Thursday, September 11, 2008

Are You Helping Decipher Vintage Texts?

You know those funky skewed letters you have to type sometimes when you want to leave a comment on a blog or confirm an online order? Well, there’s a name for that: CAPTCHA. Sounds kind of like “gotcha,” doesn’t it? But it’s actually an acronym that means Completely Automated Public Turing test to tell Computers and Humans Apart. Thank Luis von Ahn, of Carnegie Mellon University, who helped develop the security technique that is intended to foil the intrusion of bots.

There was a fascinating article in the Boston Globe (8/17/08, Ideas Section) on how people are now deciphering words from a decaying old book and helping to transform a historic text into a new digital file. Libraries worldwide are using digital cameras to scan millions of pages of old books using OCR (optical character recognition) to "read" the texts and turn them into digital files.

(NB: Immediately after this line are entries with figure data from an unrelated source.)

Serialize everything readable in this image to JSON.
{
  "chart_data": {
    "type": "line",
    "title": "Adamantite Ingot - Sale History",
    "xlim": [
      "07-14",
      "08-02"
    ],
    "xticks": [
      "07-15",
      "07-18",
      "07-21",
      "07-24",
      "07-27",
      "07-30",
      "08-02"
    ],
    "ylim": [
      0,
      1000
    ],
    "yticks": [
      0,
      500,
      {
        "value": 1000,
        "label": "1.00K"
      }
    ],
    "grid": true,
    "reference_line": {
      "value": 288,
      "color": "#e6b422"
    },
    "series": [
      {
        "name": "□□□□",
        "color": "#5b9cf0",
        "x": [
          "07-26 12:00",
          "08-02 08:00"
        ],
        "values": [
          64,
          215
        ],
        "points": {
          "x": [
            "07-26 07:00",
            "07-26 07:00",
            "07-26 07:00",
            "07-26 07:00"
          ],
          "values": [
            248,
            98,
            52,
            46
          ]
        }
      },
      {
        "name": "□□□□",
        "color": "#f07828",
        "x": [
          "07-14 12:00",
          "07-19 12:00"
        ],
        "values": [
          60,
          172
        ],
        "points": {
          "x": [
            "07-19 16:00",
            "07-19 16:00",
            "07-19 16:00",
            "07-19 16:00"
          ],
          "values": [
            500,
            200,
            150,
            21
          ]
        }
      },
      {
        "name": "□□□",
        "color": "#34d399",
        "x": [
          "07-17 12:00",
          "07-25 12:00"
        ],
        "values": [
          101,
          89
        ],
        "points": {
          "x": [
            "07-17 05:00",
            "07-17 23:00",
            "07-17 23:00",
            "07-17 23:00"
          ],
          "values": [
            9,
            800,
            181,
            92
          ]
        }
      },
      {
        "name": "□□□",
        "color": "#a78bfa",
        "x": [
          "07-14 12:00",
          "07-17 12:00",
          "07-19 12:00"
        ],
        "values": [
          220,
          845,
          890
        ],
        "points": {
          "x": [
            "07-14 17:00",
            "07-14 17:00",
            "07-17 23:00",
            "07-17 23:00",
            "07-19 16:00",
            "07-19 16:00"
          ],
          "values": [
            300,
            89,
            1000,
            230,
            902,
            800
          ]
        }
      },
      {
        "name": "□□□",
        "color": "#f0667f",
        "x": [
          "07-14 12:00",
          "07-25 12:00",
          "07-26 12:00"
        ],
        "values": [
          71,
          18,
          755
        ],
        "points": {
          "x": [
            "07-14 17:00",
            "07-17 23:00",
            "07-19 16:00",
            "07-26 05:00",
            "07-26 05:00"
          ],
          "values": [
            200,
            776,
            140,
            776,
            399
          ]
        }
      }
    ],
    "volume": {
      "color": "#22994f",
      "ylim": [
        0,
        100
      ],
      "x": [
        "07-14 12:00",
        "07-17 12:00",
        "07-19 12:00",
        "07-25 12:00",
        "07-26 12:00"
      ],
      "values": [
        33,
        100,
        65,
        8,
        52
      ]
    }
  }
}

The trouble comes when age takes its toll on pages, and the old type smudges or flakes off the page. Computer software gets hung up on words that humans can easily decipher. The system developed by von Ahn takes those messy bits of text and places them as mystery words on websites. As people solve those logon puzzles, they also decode a real world. Dubbed "reCAPTCHA," the system is used on some 40,000 websites and has solved more than 44 million words in one year. You can even add it to your site or blog if you want to be part of the solution!

The results are used to correct the text and build clean copies of the books. It's more complex than that, of course, with a system in place to verify the accuracy of the human helpers. But it's nice to know that the next time you have to squint and tilt your head to figure out what those characters are, you might just be saving an old book for future readers.

2 comments:

Mary said...

Interesting, Peg. But I could do without captcha on some blogs. Sometimes blogger gets goofy with word verifs and we turn them off for a while.

Peg Silloway said...

That's the problem with technology, isn't it Mary? Sometimes it gets too clever for its own good! No matter how "smart" they get, the machines won't ever replace good old human intuition and creativity.